I wouldn't want anyone to miss the discussion at the very least and I'm certain it would also be extremely useful "historical documentation" of the reason for the switch that we can point new contributors to instead of rehashing it IRL or IRC.
Best wishes,
On Thu, 2019-03-14 at 13:25 -0400, Chris Lamb wrote:
Dear Jeremiah,
Thanks for letting me know. I think that there is a consensus that it would be good to follow stable for the Librem 13 and 15.
I'm sure a few people have Thoughts & Feelings on this and it's quite a big deal for Purism generally in that it speaks to the alignment or even marketing of the Librem offerings, so proposing this rather big change under a discussion about the freeze cycle of another distribution does not feel quite right to me.
Fair enough. But much discussion on PureOS is distributed. There are internal Purism discussions, Matrix, various issue trackers (gitlab, phabricator) and of course person to person. I try and build consensus in each channel before a concrete proposal.
I wonder if you could start a new thread with a vaguely concrete proposal?
Sure. But I'd love your thoughts on the topic before I do.
I wouldn't want anyone to miss the discussion at the very least and I'm certain it would also be extremely useful "historical documentation" of the reason for the switch that we can point new contributors to instead of rehashing it IRL or IRC.

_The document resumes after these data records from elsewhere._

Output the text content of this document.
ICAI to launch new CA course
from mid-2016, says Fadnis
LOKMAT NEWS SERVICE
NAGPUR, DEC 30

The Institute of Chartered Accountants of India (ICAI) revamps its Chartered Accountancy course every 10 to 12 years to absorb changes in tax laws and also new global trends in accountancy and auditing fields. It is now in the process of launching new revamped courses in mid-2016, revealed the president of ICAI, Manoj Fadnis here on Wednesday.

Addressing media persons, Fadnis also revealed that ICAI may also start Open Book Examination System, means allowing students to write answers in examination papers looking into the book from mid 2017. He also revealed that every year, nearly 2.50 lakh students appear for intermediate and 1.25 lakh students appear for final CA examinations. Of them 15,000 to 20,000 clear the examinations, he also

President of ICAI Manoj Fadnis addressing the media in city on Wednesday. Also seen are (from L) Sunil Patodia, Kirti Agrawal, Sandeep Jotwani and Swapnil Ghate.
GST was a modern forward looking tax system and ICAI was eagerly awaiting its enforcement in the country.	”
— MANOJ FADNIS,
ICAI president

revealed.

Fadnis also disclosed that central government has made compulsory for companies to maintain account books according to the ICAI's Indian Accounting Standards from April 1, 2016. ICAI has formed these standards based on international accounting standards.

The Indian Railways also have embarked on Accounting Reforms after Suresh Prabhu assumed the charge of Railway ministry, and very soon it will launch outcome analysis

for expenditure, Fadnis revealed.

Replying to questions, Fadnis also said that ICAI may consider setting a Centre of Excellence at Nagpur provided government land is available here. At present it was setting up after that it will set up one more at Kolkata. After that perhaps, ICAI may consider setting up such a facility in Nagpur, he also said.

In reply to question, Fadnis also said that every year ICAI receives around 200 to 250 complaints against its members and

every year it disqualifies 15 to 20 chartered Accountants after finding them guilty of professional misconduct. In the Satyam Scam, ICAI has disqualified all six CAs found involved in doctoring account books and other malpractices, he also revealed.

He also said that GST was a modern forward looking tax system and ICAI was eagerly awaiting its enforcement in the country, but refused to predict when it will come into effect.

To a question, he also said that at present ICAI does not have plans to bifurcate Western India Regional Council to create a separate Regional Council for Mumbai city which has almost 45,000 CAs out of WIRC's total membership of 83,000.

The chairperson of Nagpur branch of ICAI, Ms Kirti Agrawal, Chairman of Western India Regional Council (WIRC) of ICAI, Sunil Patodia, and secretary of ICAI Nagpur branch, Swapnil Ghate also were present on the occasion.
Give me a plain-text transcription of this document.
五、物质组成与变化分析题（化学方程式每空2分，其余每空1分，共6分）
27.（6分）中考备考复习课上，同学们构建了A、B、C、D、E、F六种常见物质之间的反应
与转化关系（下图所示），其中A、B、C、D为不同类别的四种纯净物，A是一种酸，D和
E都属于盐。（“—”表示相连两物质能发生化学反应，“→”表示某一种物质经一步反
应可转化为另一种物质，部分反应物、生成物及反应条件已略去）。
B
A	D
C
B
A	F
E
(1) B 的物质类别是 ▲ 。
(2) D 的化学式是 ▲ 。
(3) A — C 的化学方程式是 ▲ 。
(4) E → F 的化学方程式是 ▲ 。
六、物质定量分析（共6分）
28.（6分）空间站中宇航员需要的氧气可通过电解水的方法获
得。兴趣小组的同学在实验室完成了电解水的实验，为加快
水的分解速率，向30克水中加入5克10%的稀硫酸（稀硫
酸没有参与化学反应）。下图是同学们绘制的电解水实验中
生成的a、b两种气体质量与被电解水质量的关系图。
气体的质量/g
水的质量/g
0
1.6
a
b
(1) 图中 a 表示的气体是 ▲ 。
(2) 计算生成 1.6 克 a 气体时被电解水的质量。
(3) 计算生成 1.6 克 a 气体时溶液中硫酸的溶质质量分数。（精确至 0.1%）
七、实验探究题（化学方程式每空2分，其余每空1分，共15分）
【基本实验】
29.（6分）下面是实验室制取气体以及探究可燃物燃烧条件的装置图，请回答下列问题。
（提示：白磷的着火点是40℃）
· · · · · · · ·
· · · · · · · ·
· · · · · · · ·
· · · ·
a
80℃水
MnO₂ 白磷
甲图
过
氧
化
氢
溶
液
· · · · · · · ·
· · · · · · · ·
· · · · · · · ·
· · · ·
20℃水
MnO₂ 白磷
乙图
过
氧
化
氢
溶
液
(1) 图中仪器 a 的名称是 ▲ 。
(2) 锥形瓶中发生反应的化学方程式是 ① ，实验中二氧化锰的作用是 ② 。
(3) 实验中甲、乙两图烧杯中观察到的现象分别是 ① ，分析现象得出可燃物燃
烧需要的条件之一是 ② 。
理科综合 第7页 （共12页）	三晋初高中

I wouldn't want to leave anyone out of the discussion but right now I think we need to know what's possible before we drive consensus on a proposal. Internally various teams see the move to Buster as positive, next is to understand what we need to do to make it happen and if it is even possible with our tooling.
Cheers,
Jeremiah
Hi Jeremiah,
I wonder if you could start a new thread with a vaguely concrete proposal?
Sure. But I'd love your thoughts on the topic before I do.
Of course. But my point was really… not on this thread. :) Absolutely no need for anything resembling concrete proposal at this point; I believe I mispoke accidentally there.
I wouldn't want to leave anyone out of the discussion but right now I think we need to know what's possible before we drive consensus on a proposal.
I completely agree; let's start having that pre-discussion!